When METR tried to run the study again in early 2026, it couldn’t get a clean experiment. Developers got harder to recruit. A growing number said they wouldn’t want to do half their work without AI, and between 30% and 50% held some tasks back because they didn’t want to do those tasks without it.
What this tells me is that a before-and-after comparison stops mattering as soon as either of these is true:
- You’re so sure AI saves you time that working any other way feels dumb.
- You enjoy your work more with AI, so you’ll make whatever case you need to keep it.
Either way, the longer we use AI, the fewer people will agree to work without it, whether or not anyone can prove the time savings. Sooner or later, AI just becomes the new baseline. Nobody today says, “Before the internet, this report would have taken me two days!” At some point, the “before” stops being relevant.
Time saved only matters if project management is a division problem
A “before” nobody can recall is a real problem for PMOs asked to measure AI ROI in hours saved. Time you can’t remember spending is hard to measure, and harder still when people have a reason to report the number one way or the other.
But suppose you could measure it perfectly. What exactly would you be counting?
- Turning out a repeatable report in half the time it used to take?
- Sitting in more meetings, because you spend less time writing email or capturing notes?
- Running more projects at once, because the administrative load is lighter?
Savings like those aren’t worth much unless the only question on the table is “How many more projects can we do if we remove the administrative burden?” or “How many project managers can we let go and still run the same portfolio?”
Both questions assume project management is a concrete, finite set of tasks and routines, and that doing them in less time will raise throughput, lower headcount, or both.
That assumption turns project management into a division problem (divide the hours saved by the hours a project takes to run, and there’s your new capacity).
But seeing AI as “the same work, but faster” misses what it can really do for a PMO.
Speed is the least ambitious thing AI can give your PMO
Say a project manager uses AI to do everything on the list above. They spend less time on reports, no longer lose time cleaning up meeting notes, and triage and draft emails faster.

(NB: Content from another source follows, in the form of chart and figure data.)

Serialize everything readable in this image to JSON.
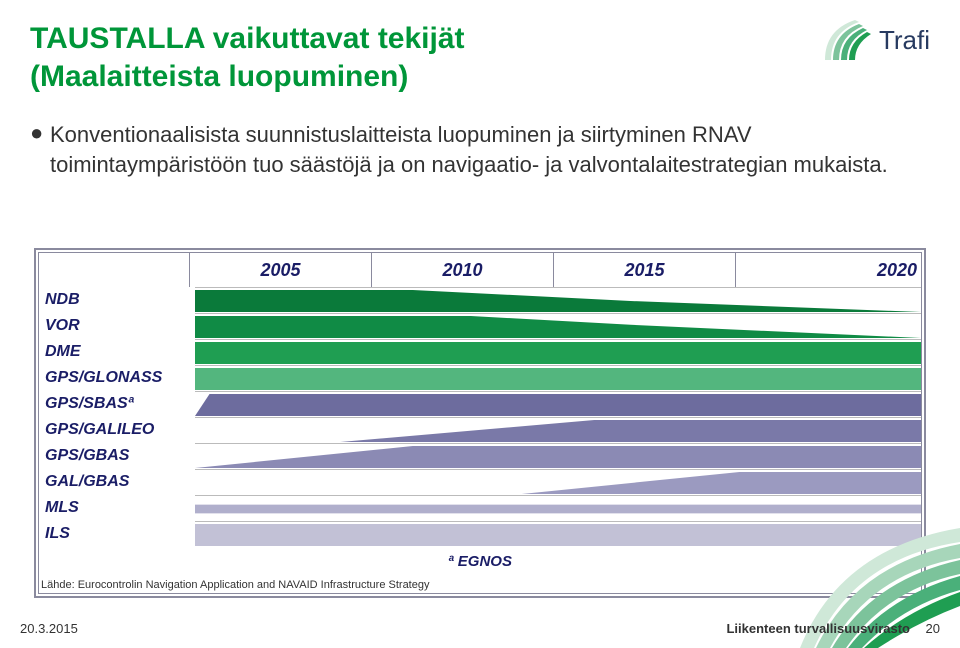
{
  "brand": {
    "name": "Trafi",
    "logo_color": "#009639",
    "text_color": "#273a60"
  },
  "title": {
    "line1": "TAUSTALLA vaikuttavat tekijät",
    "line2": "(Maalaitteista luopuminen)",
    "color": "#009639",
    "fontsize": 30
  },
  "bullet": {
    "dot": "●",
    "text": "Konventionaalisista suunnistuslaitteista luopuminen ja siirtyminen RNAV toimintaympäristöön tuo säästöjä ja on navigaatio- ja valvontalaitestrategian mukaista.",
    "fontsize": 22
  },
  "chart": {
    "type": "timeline-band",
    "years": [
      "2005",
      "2010",
      "2015",
      "2020"
    ],
    "year_color": "#1a1d66",
    "year_fontsize": 18,
    "row_fontsize": 16,
    "row_color": "#1a1d66",
    "border_color": "#8a8a9e",
    "rows": [
      {
        "label": "NDB",
        "poly": [
          [
            0,
            0
          ],
          [
            30,
            0
          ],
          [
            60,
            50
          ],
          [
            100,
            100
          ],
          [
            0,
            100
          ]
        ],
        "fill": "#0a7a3a"
      },
      {
        "label": "VOR",
        "poly": [
          [
            0,
            0
          ],
          [
            38,
            0
          ],
          [
            60,
            40
          ],
          [
            100,
            100
          ],
          [
            0,
            100
          ]
        ],
        "fill": "#108b45"
      },
      {
        "label": "DME",
        "poly": [
          [
            0,
            0
          ],
          [
            100,
            0
          ],
          [
            100,
            100
          ],
          [
            0,
            100
          ]
        ],
        "fill": "#1f9e52"
      },
      {
        "label": "GPS/GLONASS",
        "poly": [
          [
            0,
            0
          ],
          [
            100,
            0
          ],
          [
            100,
            100
          ],
          [
            0,
            100
          ]
        ],
        "fill": "#53b67e"
      },
      {
        "label": "GPS/SBASª",
        "poly": [
          [
            0,
            100
          ],
          [
            2,
            0
          ],
          [
            100,
            0
          ],
          [
            100,
            100
          ]
        ],
        "fill": "#6d6c9e"
      },
      {
        "label": "GPS/GALILEO",
        "poly": [
          [
            20,
            100
          ],
          [
            55,
            0
          ],
          [
            100,
            0
          ],
          [
            100,
            100
          ]
        ],
        "fill": "#7a79a8"
      },
      {
        "label": "GPS/GBAS",
        "poly": [
          [
            0,
            100
          ],
          [
            30,
            0
          ],
          [
            100,
            0
          ],
          [
            100,
            100
          ]
        ],
        "fill": "#8b8ab4"
      },
      {
        "label": "GAL/GBAS",
        "poly": [
          [
            45,
            100
          ],
          [
            75,
            0
          ],
          [
            100,
            0
          ],
          [
            100,
            100
          ]
        ],
        "fill": "#9b9ac0"
      },
      {
        "label": "MLS",
        "poly": [
          [
            0,
            30
          ],
          [
            100,
            30
          ],
          [
            100,
            70
          ],
          [
            0,
            70
          ]
        ],
        "fill": "#b0afcc"
      },
      {
        "label": "ILS",
        "poly": [
          [
            0,
            0
          ],
          [
            100,
            0
          ],
          [
            100,
            100
          ],
          [
            0,
            100
          ]
        ],
        "fill": "#c2c1d6"
      }
    ],
    "egnos": "ª EGNOS",
    "source": "Lähde: Eurocontrolin Navigation Application and NAVAID Infrastructure Strategy"
  },
  "footer": {
    "date": "20.3.2015",
    "org": "Liikenteen turvallisuusvirasto",
    "page": "20"
  },
  "corner_arcs": [
    "#cfe8d8",
    "#a7d6ba",
    "#7cc39b",
    "#4ab07a",
    "#1f9e52"
  ]
}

Now take away the pressure to bank those savings and do more of the same work faster. This PM gets to decide where their time does the most good. Here’s what a project manager in that position could do:
- Set up systems to monitor all three projects they’ve been assigned, where before at least one would have been neglected because it wasn’t the “squeaky wheel.”

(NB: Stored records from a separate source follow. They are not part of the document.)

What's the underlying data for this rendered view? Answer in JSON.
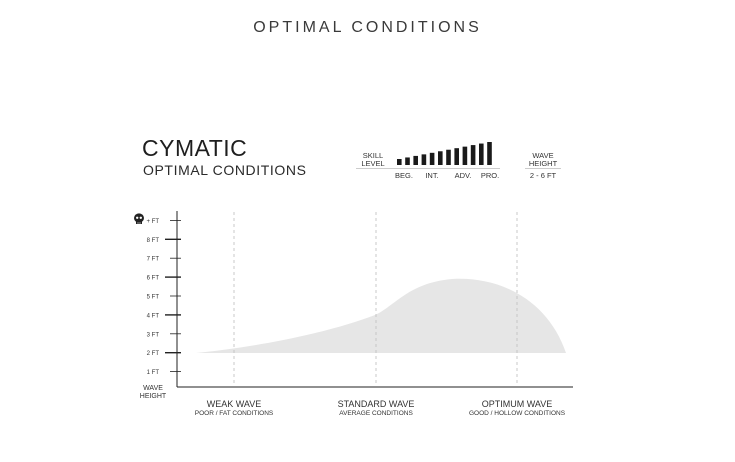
{
  "page_heading": "OPTIMAL CONDITIONS",
  "product": {
    "name": "CYMATIC",
    "subtitle": "OPTIMAL CONDITIONS"
  },
  "skill": {
    "label_line1": "SKILL",
    "label_line2": "LEVEL",
    "levels": [
      "BEG.",
      "INT.",
      "ADV.",
      "PRO."
    ],
    "bar_count": 12
  },
  "wave_height": {
    "label_line1": "WAVE",
    "label_line2": "HEIGHT",
    "value": "2 - 6 FT"
  },
  "chart_data": {
    "type": "area",
    "ylabel_line1": "WAVE",
    "ylabel_line2": "HEIGHT",
    "y_ticks": [
      "1 FT",
      "2 FT",
      "3 FT",
      "4 FT",
      "5 FT",
      "6 FT",
      "7 FT",
      "8 FT",
      "+ FT"
    ],
    "ylim": [
      0,
      9
    ],
    "x_categories": [
      {
        "main": "WEAK WAVE",
        "sub": "POOR / FAT CONDITIONS"
      },
      {
        "main": "STANDARD WAVE",
        "sub": "AVERAGE CONDITIONS"
      },
      {
        "main": "OPTIMUM WAVE",
        "sub": "GOOD / HOLLOW CONDITIONS"
      }
    ],
    "fill_color": "#e6e6e6",
    "axis_color": "#222222",
    "gridlines": "dashed vertical at wave categories",
    "skull_icon": "skull-icon"
  }
}
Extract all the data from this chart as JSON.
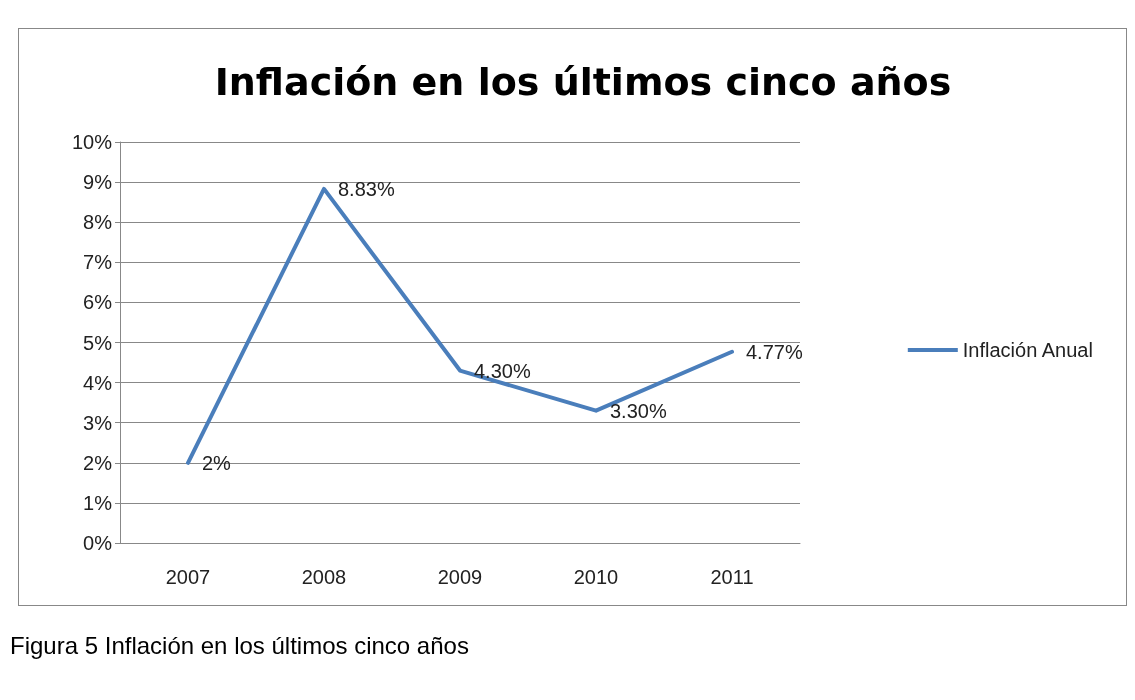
{
  "chart_data": {
    "type": "line",
    "title": "Inflación en los últimos cinco años",
    "categories": [
      "2007",
      "2008",
      "2009",
      "2010",
      "2011"
    ],
    "series": [
      {
        "name": "Inflación Anual",
        "color": "#4a7ebb",
        "values": [
          2,
          8.83,
          4.3,
          3.3,
          4.77
        ],
        "value_labels": [
          "2%",
          "8.83%",
          "4.30%",
          "3.30%",
          "4.77%"
        ]
      }
    ],
    "ylim": [
      0,
      10
    ],
    "yticks": [
      {
        "value": 0,
        "label": "0%"
      },
      {
        "value": 1,
        "label": "1%"
      },
      {
        "value": 2,
        "label": "2%"
      },
      {
        "value": 3,
        "label": "3%"
      },
      {
        "value": 4,
        "label": "4%"
      },
      {
        "value": 5,
        "label": "5%"
      },
      {
        "value": 6,
        "label": "6%"
      },
      {
        "value": 7,
        "label": "7%"
      },
      {
        "value": 8,
        "label": "8%"
      },
      {
        "value": 9,
        "label": "9%"
      },
      {
        "value": 10,
        "label": "10%"
      }
    ],
    "grid": "y",
    "legend": "right",
    "marker": "none",
    "line_style": "solid",
    "annotations": [
      "Figura 5 Inflación en los últimos cinco años"
    ]
  }
}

- Send each key stakeholder tailored information, where before they’d only have had time for one generic status sent to everyone.

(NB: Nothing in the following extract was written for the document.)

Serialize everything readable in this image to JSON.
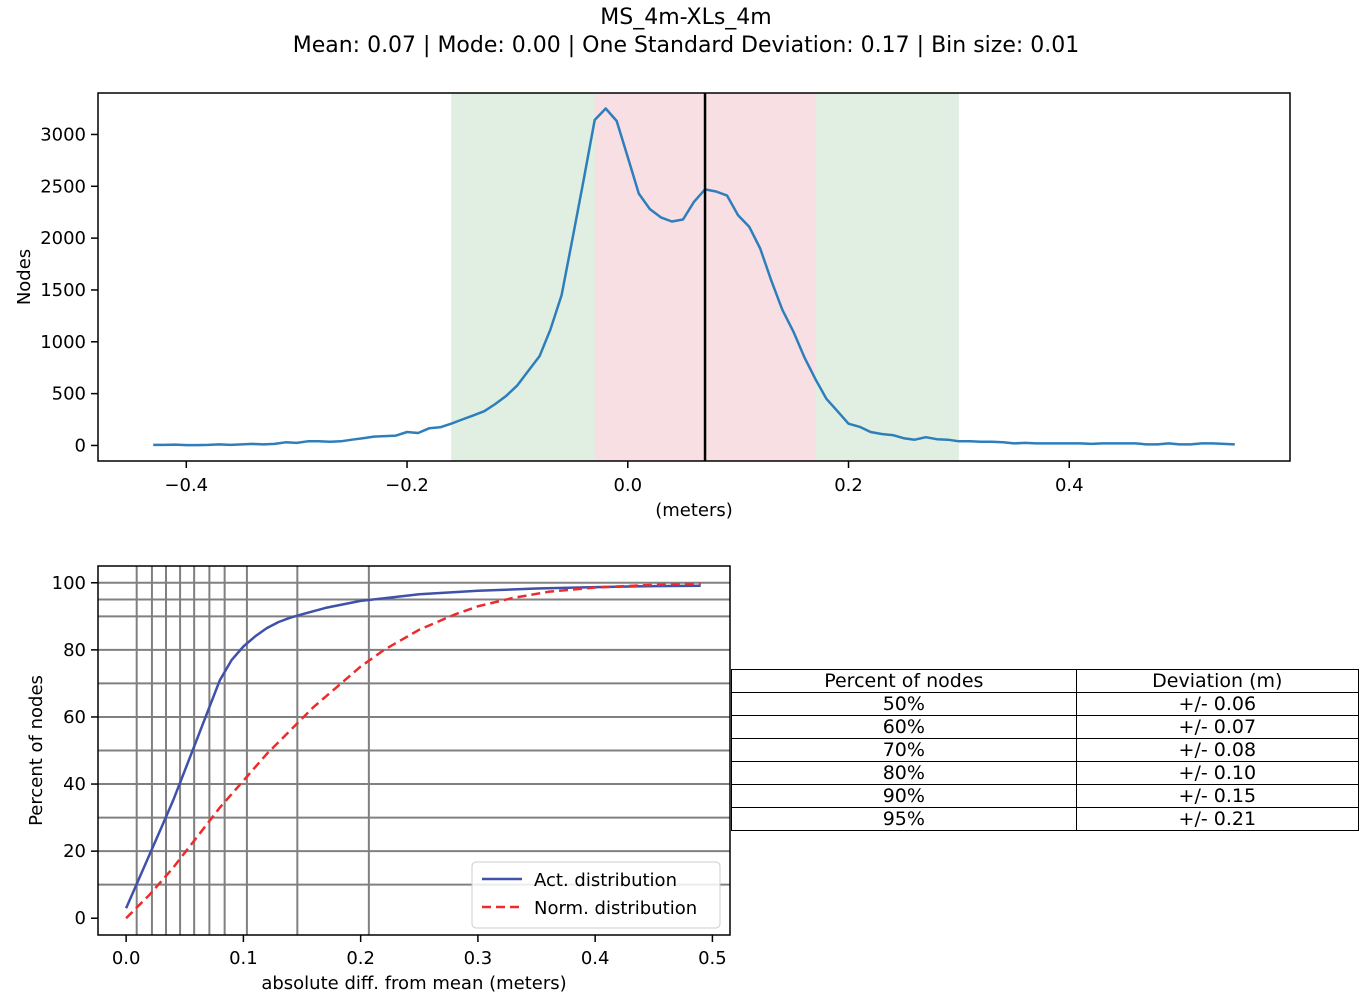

- Build substantive, red-teamed risk plans from AI analysis of large public and private data sets, where before that analysis would have taken weeks the steering committee wouldn’t approve.
- Turn around digestible decision briefs within 24 hours, where before analyzing the options and building executive-ready slides would have taken at least a week.
Look, AI may let a PM manage more, or let a PMO run leaner. Those are valid business cases, and I know some PMOs will take that route. But in my opinion, those PMOs are missing a core strategic competency: imagination. Whether anyone says so out loud or not, a PMO’s AI strategy is part of its company’s competitive strategy.
If you believe the point of AI is speed, you’ll soon be outpaced and outclassed by organizations that see its real power in delivering ambitious work. Those organizations hire and develop PMs who work from the second list, not the first one.
If You Only Do One Thing
Don’t wait for the question. Get ahead of “How much time have you saved?”
Over the next few months, share a steady stream of examples of what your team is doing with AI that they couldn’t do before, and put those examples in front of your steering committees. Keep the focus on the outcomes AI made possible (the risk caught early, the decision made in a day instead of a week) rather than the hours it saved on routine work.
And if someone still asks you for a number, have the courage to ask a question back:
“If AI gives each of our PMs back five hours a week, what do we want them doing with it?”